If you’ve ever traveled through Spain by car, train, or bus, you have probably seen one of the Osborne sherry company’s larger-than-life, anatomically correct bull-shaped billboards dotting the countryside here and there. In Catalunya, there is only one of these monstrous bovines remaining. It is located in the Bruc, county of Anoia, where it continues to “anoi” [get it?] Catalans by imposing a stereotypically Spanish symbol on anyone passing on the highway. Although roadside billboards were outlawed in 1994, Osborne painted over its bull-boards in a uniform black color that allowed them to circumvent the new legislation.
Since then, our local bull has been caught in the crossfire of public sentiment. On several occasions it has been painted over with the Catalan flag, hung with anti-taurine banners, and torn down in protest of its presence on the landscape. Each time this happens, the locals put the bull back up again. And once they do, it’s only a few months before the bull is once again a victim of its circumstances.
Having seen a fair number of these bulls in my day, I have to say that the one in Catalunya is sort of bewildering. A giant bull hovering over the interstate seems to make sense when driving through la Mancha or Sevilla. But there is about as much bull culture in Catalunya as in upstate New York. Still, while I applaud the creative ways in which the bull is used in protest, I have to scratch my head and wonder, wouldn’t it be more effective to boycott Osborne sherry than to knock down this stupid bull?

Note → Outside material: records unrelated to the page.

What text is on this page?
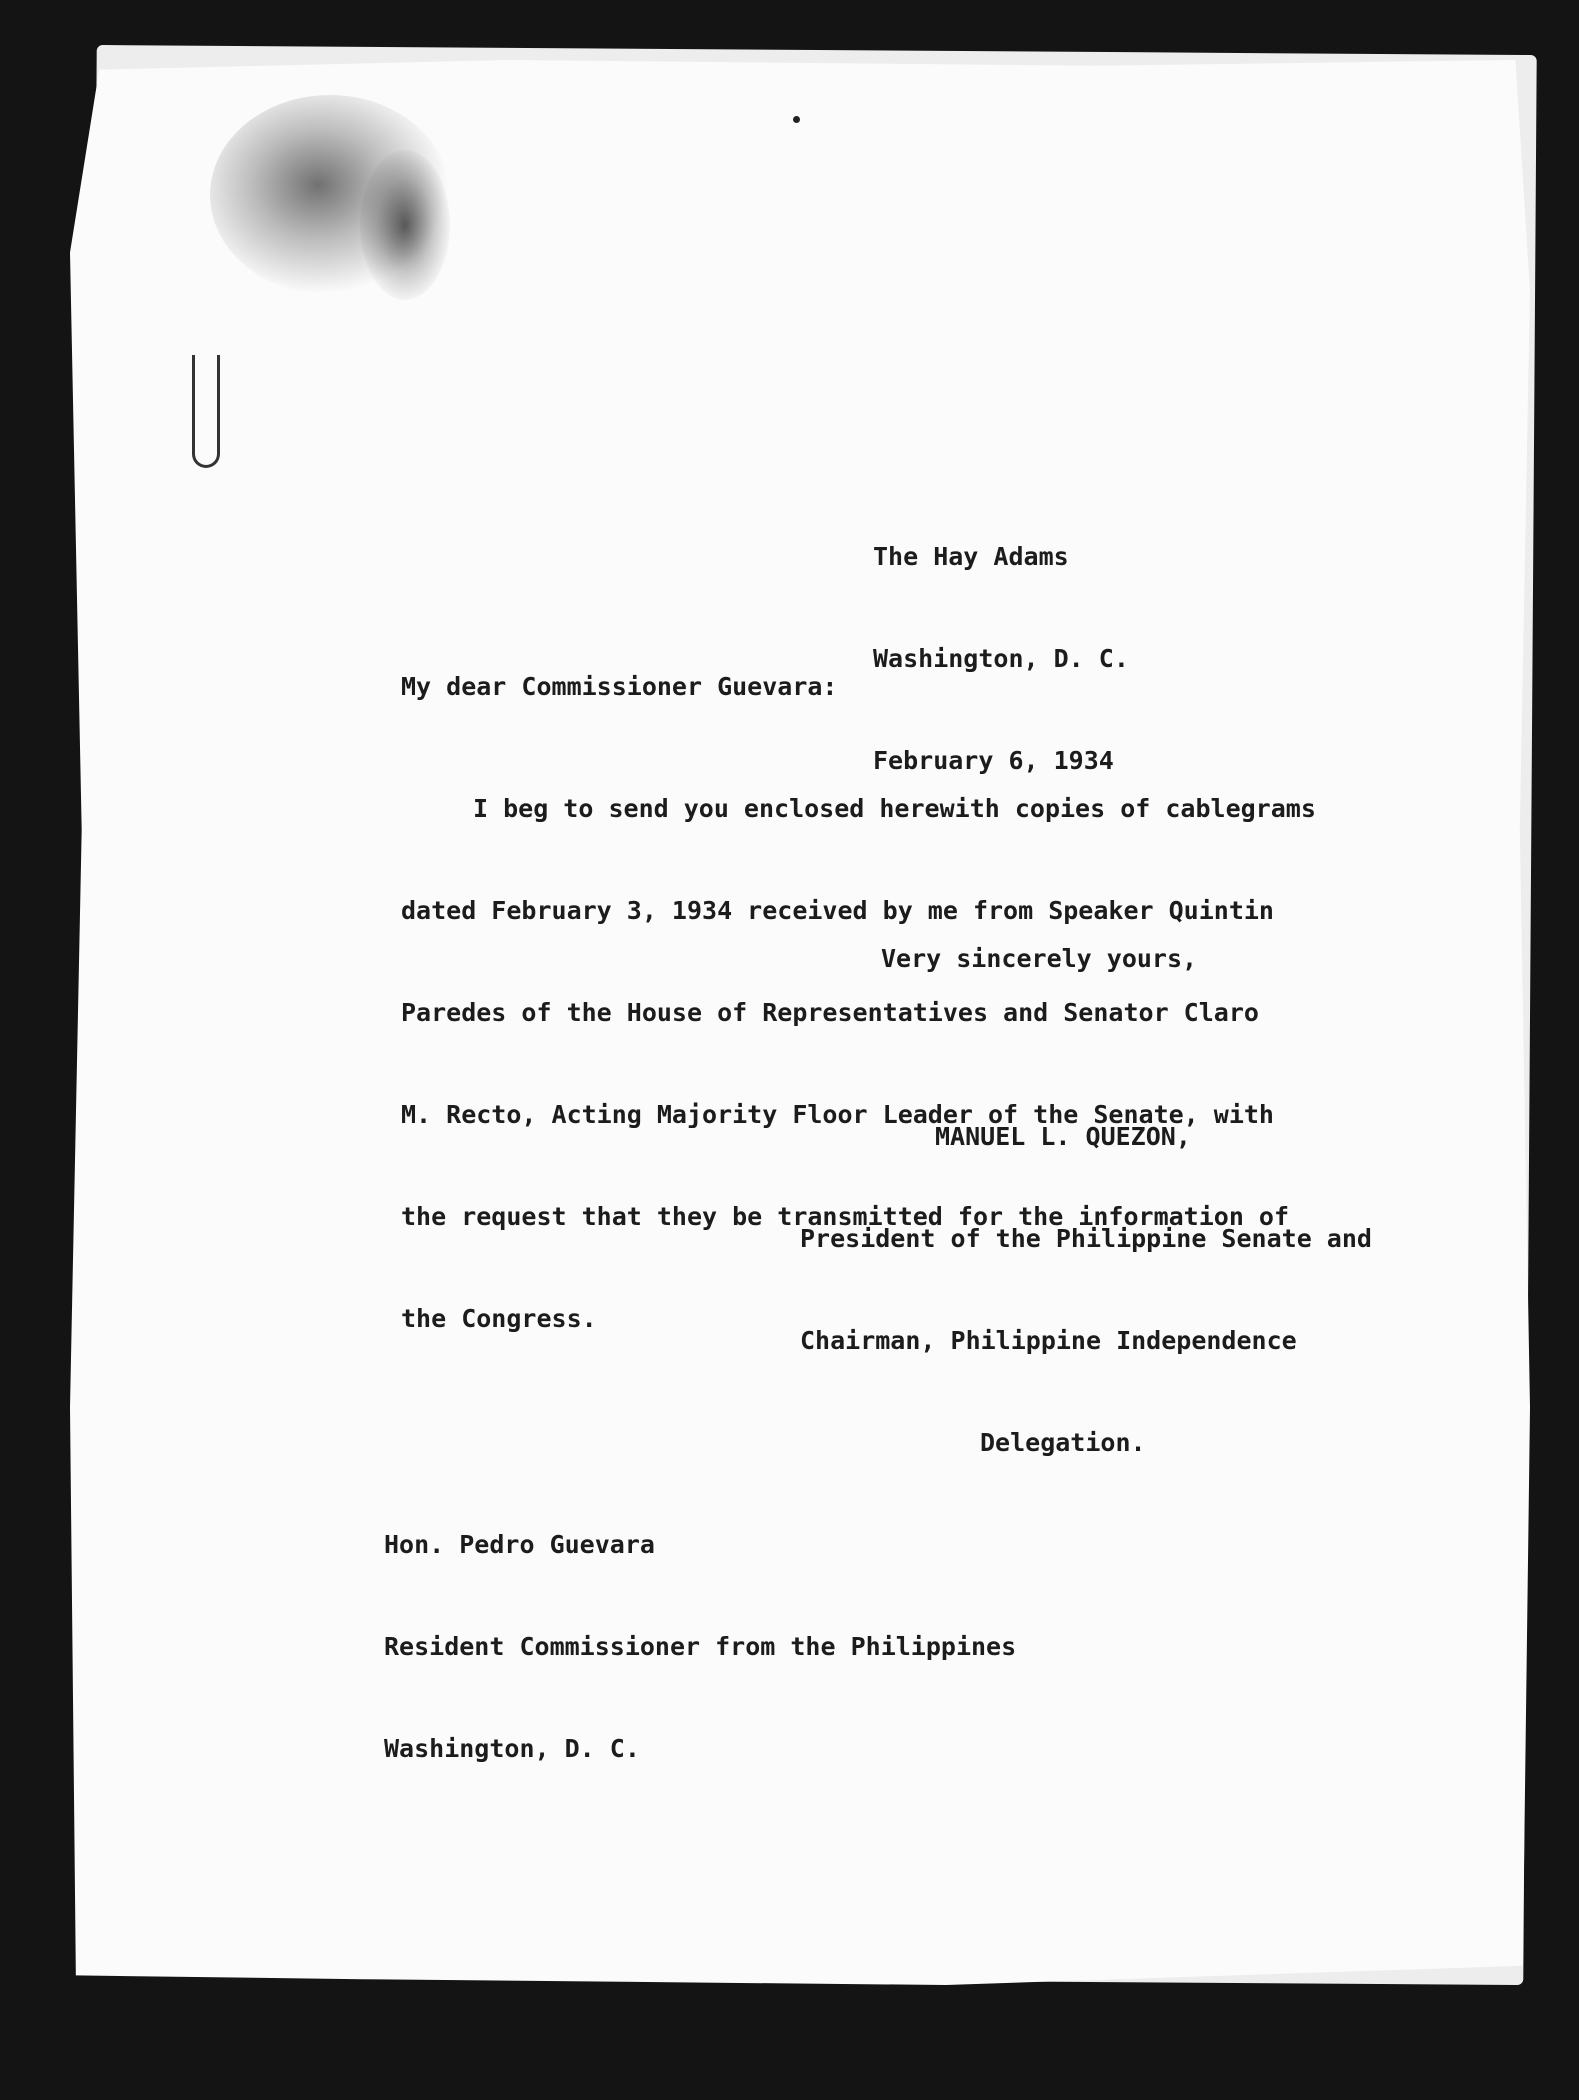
The Hay Adams

Washington, D. C.

February 6, 1934

My dear Commissioner Guevara:

I beg to send you enclosed herewith copies of cablegrams

dated February 3, 1934 received by me from Speaker Quintin

Paredes of the House of Representatives and Senator Claro

M. Recto, Acting Majority Floor Leader of the Senate, with

the request that they be transmitted for the information of

the Congress.

Very sincerely yours,

MANUEL L. QUEZON,

President of the Philippine Senate and

Chairman, Philippine Independence

Delegation.

Hon. Pedro Guevara

Resident Commissioner from the Philippines

Washington, D. C.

Catalans and animal rights activists can take solace in the knowledge that they are not the only ones battling against unwanted oversized animal statues. What if the Osborne bull were replaced by this 9,000 pound fiberglass, electric-eyed, bright blue mustang horse statue that now greets visitors at the Denver International Airport?
Scary.
The Osborne bull will probably go up again. And it will probably get torn down again. In a way, it is a barometer of the cultural tensions between Spaniards and Catalans. It symbolizes a relationship of passive-aggressive, stubborn antagonism that would be better served by cooperation and dialogue. You don’t have to know the detailed history of wars, political marriages, betrayals, dictatorships, and power brokering to understand the complexity of Spanish-Catalan relations. Just take a drive past the Bruc and experience it for yourself. And that’s no bull. (Sorry, couldn’t help myself.)
One reply on “Bull Billboard Brouhaha”
Good post!
I love having your eyes over us: not always we get someone so close and still having the ability to look at us from a distance.
Down with the bull, I say. Not for Osborne, but for what it means to us and to them, the ones that got here 300 ago and are ment to leave someday. Lets remember them, then!